Student-loan default rate jumps sharply


Student-loan default rate jumps sharply

Associated Press

The number of borrowers defaulting on federal student loans has jumped sharply, the latest indication that rising college tuition costs, low graduation rates and poor job prospects are getting more and more students over their heads in debt.

The national two-year cohort default rate rose to 8.8 percent last year, from 7 percent in fiscal 2008, according to figures released Monday by the Department of Education.

Driving the overall increase was an especially sharp increase among students who borrow from the government to attend for-profit colleges.

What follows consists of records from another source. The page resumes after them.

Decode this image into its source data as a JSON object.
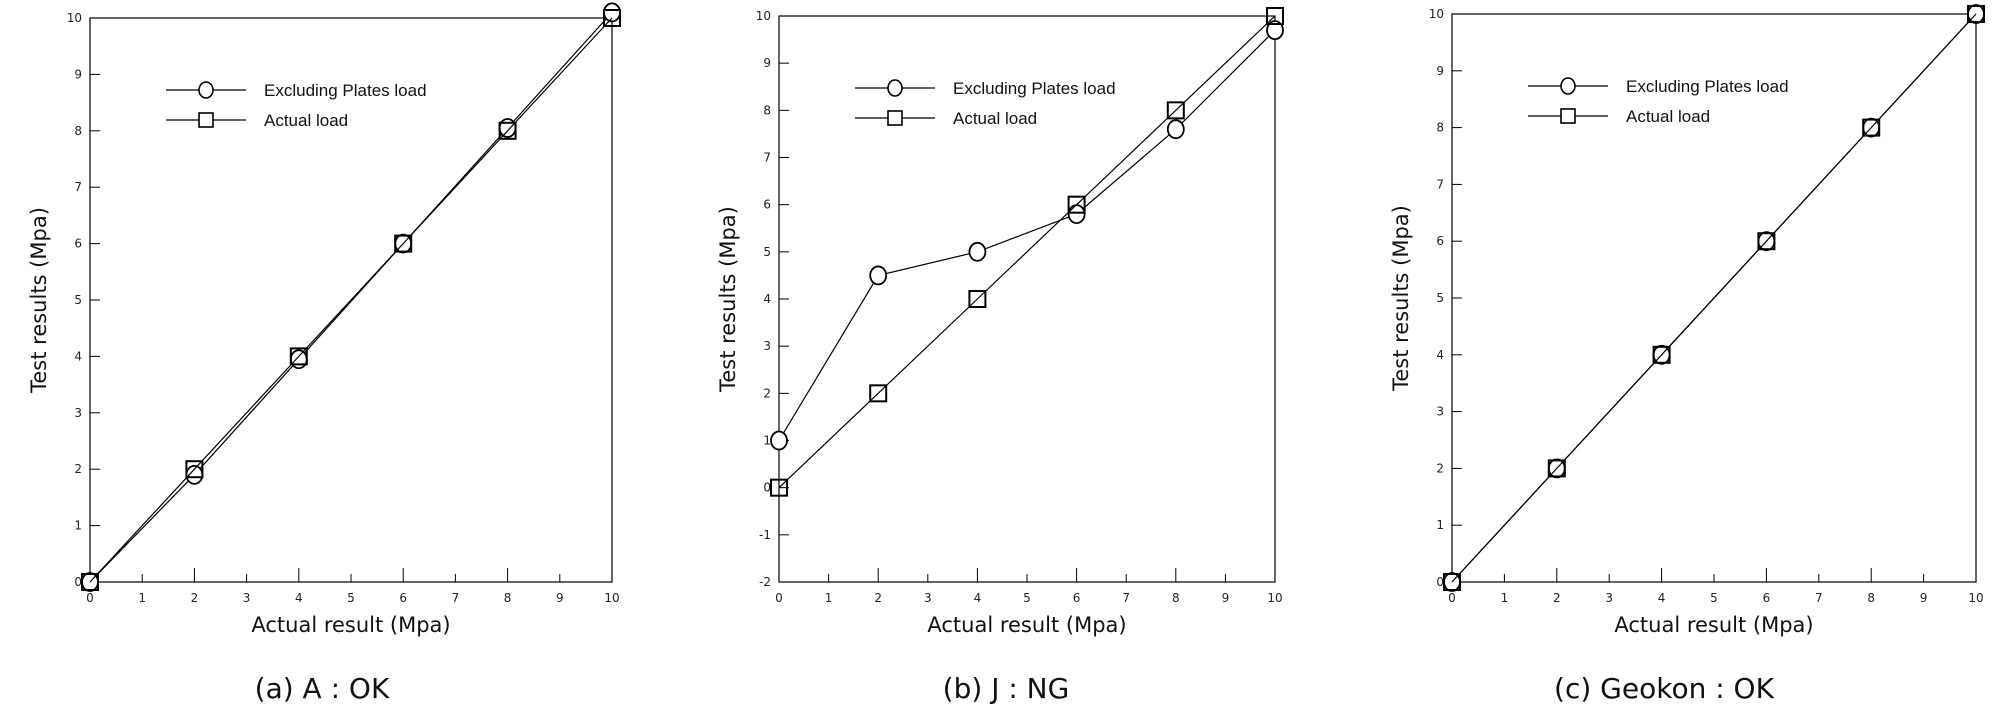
{
  "chart_data": [
    {
      "type": "line",
      "caption": "(a) A : OK",
      "xlabel": "Actual result (Mpa)",
      "ylabel": "Test results (Mpa)",
      "xlim": [
        0,
        10
      ],
      "ylim": [
        0,
        10
      ],
      "xticks": [
        "0",
        "1",
        "2",
        "3",
        "4",
        "5",
        "6",
        "7",
        "8",
        "9",
        "10"
      ],
      "yticks": [
        "0",
        "1",
        "2",
        "3",
        "4",
        "5",
        "6",
        "7",
        "8",
        "9",
        "10"
      ],
      "grid": false,
      "legend_position": "top-left",
      "series": [
        {
          "name": "Excluding Plates load",
          "marker": "circle",
          "x": [
            0,
            2,
            4,
            6,
            8,
            10
          ],
          "y": [
            0,
            1.9,
            3.95,
            6,
            8.05,
            10.1
          ]
        },
        {
          "name": "Actual load",
          "marker": "square",
          "x": [
            0,
            2,
            4,
            6,
            8,
            10
          ],
          "y": [
            0,
            2,
            4,
            6,
            8,
            10
          ]
        }
      ]
    },
    {
      "type": "line",
      "caption": "(b) J : NG",
      "xlabel": "Actual result (Mpa)",
      "ylabel": "Test results (Mpa)",
      "xlim": [
        0,
        10
      ],
      "ylim": [
        -2,
        10
      ],
      "xticks": [
        "0",
        "1",
        "2",
        "3",
        "4",
        "5",
        "6",
        "7",
        "8",
        "9",
        "10"
      ],
      "yticks": [
        "-2",
        "-1",
        "0",
        "1",
        "2",
        "3",
        "4",
        "5",
        "6",
        "7",
        "8",
        "9",
        "10"
      ],
      "grid": false,
      "legend_position": "top-left",
      "series": [
        {
          "name": "Excluding Plates load",
          "marker": "circle",
          "x": [
            0,
            2,
            4,
            6,
            8,
            10
          ],
          "y": [
            1,
            4.5,
            5,
            5.8,
            7.6,
            9.7
          ]
        },
        {
          "name": "Actual load",
          "marker": "square",
          "x": [
            0,
            2,
            4,
            6,
            8,
            10
          ],
          "y": [
            0,
            2,
            4,
            6,
            8,
            10
          ]
        }
      ]
    },
    {
      "type": "line",
      "caption": "(c) Geokon : OK",
      "xlabel": "Actual result (Mpa)",
      "ylabel": "Test results (Mpa)",
      "xlim": [
        0,
        10
      ],
      "ylim": [
        0,
        10
      ],
      "xticks": [
        "0",
        "1",
        "2",
        "3",
        "4",
        "5",
        "6",
        "7",
        "8",
        "9",
        "10"
      ],
      "yticks": [
        "0",
        "1",
        "2",
        "3",
        "4",
        "5",
        "6",
        "7",
        "8",
        "9",
        "10"
      ],
      "grid": false,
      "legend_position": "top-left",
      "series": [
        {
          "name": "Excluding Plates load",
          "marker": "circle",
          "x": [
            0,
            2,
            4,
            6,
            8,
            10
          ],
          "y": [
            0,
            2,
            4,
            6,
            8,
            10
          ]
        },
        {
          "name": "Actual load",
          "marker": "square",
          "x": [
            0,
            2,
            4,
            6,
            8,
            10
          ],
          "y": [
            0,
            2,
            4,
            6,
            8,
            10
          ]
        }
      ]
    }
  ]
}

Of the approximately 1 million student borrowers at for-profit schools whose first payments came due in the year starting Oct. 1, 2008 — at the peak of the financial crisis — 15 percent already were at least 270 days behind in their payments two years later. That was an increase from 11.6 percent last year.

At public institutions, the default rate increased from 6 percent to 7.2 percent and from 4 percent to 4.6 percent among students at private not-for-profit colleges.

“I think the jump over the last year has been pretty astonishing,” said Debbi Cochrane, program director for the California-based Institute for College Access & Success.

Overall, 3.6 million borrowers entered repayment in fiscal 2009; more than 320,000 had already defaulted last fall, an increase of 80,000 over the previous year.

The federal default rate remains substantially below its peak of more than 20 percent in the early 1990s, before a series of reforms in government lending.

But after years of steady declines, it now has risen four-straight years to its highest rate since 1997 and is nearly double its trough of 4.6 percent in 2005.